Treasury note sold at a yield of 1.81 percent. Graduate students are no longer eligible for subsidized student loans.
Casey said more than half of FGCU graduates from fall 2012 to summer 2013 left the University with student loan debt. The average amount of that debt was $19,000 with the standard loan repayment process taking 10 years.
“I knew the rates doubled,” aid senior Erika Larson, an accounting major. “I thought my interest rate was 6.8%, not 3.86 percent. It’s a relief (lawmakers) lowered it.” The political debate over student loan interest rates is not new. Interest rates were scheduled to double in 2012 until Congress voted to extend the low rates for one year after Republicans and Democrats could not agree on a solution to keep rates low.
The 2012 disagreement lasted months and President Obama even pleaded his case through a musical segment with late night talk show host Jimmy Fallon. Many lawmakers took to social media to try toappeal to younger voters. The result was a stalemate between lawmakers that was largely based on party lines. Proponents of the measure say tying interest rates to the economic market is fairer to college students, reducing risks of political uncertainty about future rates. Opponents of the measure criticize the law’s potential costs on college students in the future.

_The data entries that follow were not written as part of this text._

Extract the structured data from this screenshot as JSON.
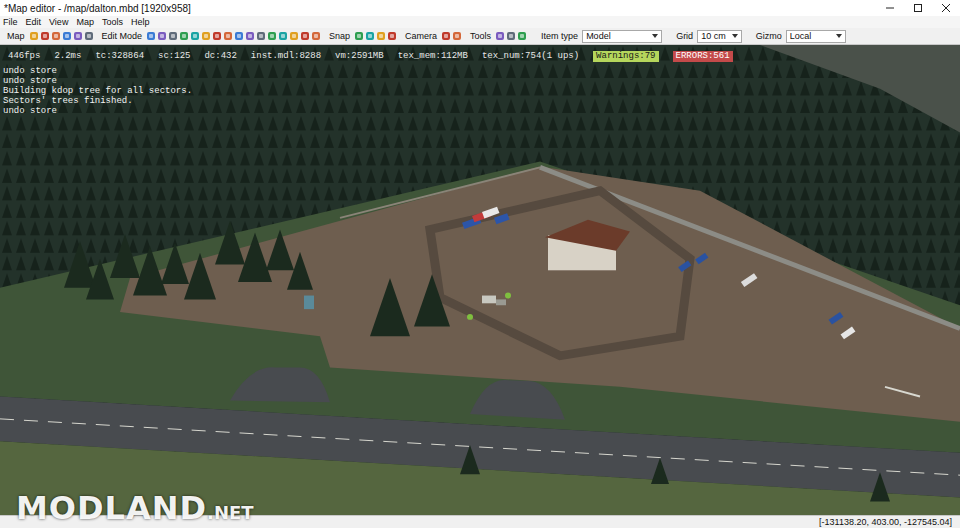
{
  "window": {
    "title": "*Map editor - /map/dalton.mbd [1920x958]"
  },
  "menu": [
    "File",
    "Edit",
    "View",
    "Map",
    "Tools",
    "Help"
  ],
  "toolbar": {
    "labels": [
      "Map",
      "Edit Mode",
      "Snap",
      "Camera",
      "Tools"
    ],
    "dropdowns": [
      {
        "label": "Item type",
        "value": "Model"
      },
      {
        "label": "Grid",
        "value": "10 cm"
      },
      {
        "label": "Gizmo",
        "value": "Local"
      }
    ]
  },
  "stats": [
    {
      "text": "446fps"
    },
    {
      "text": "2.2ms"
    },
    {
      "text": "tc:328864"
    },
    {
      "text": "sc:125"
    },
    {
      "text": "dc:432"
    },
    {
      "text": "inst.mdl:8288"
    },
    {
      "text": "vm:2591MB"
    },
    {
      "text": "tex_mem:112MB"
    },
    {
      "text": "tex_num:754(1 ups)"
    },
    {
      "text": "Warnings:79",
      "color": "#b5d65c"
    },
    {
      "text": "ERRORS:561",
      "color": "#c44a4a"
    }
  ],
  "console": [
    "undo store",
    "undo store",
    "Building kdop tree for all sectors.",
    "Sectors' trees finished.",
    "undo store"
  ],
  "status_bar": {
    "coordinates": "[-131138.20, 403.00, -127545.04]"
  },
  "watermark": {
    "brand": "MODLAND",
    "suffix": ".NET"
  }
}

“This deal … provides shortterm benefits for current students by increasing long-term costs for future students,” president of the Institute for College Access and Success Lauren Asher said. “Over the next 10 years it is expected to cost borrowers $715 million more than if current rates were simply left in place.”     “The biggest issue is the principal amount of the loan, no matter the interest rate,” Casey said. “We encourage students to borrow as little as possible. I’m afraid many students aren’t aware of how much work it takes to repay their loans after graduation.”
Despite the changes, some students stay focused on long-term goals.
“I’m not going to worry about my loans right now,” Gomes said. “I’m just trying to graduate.”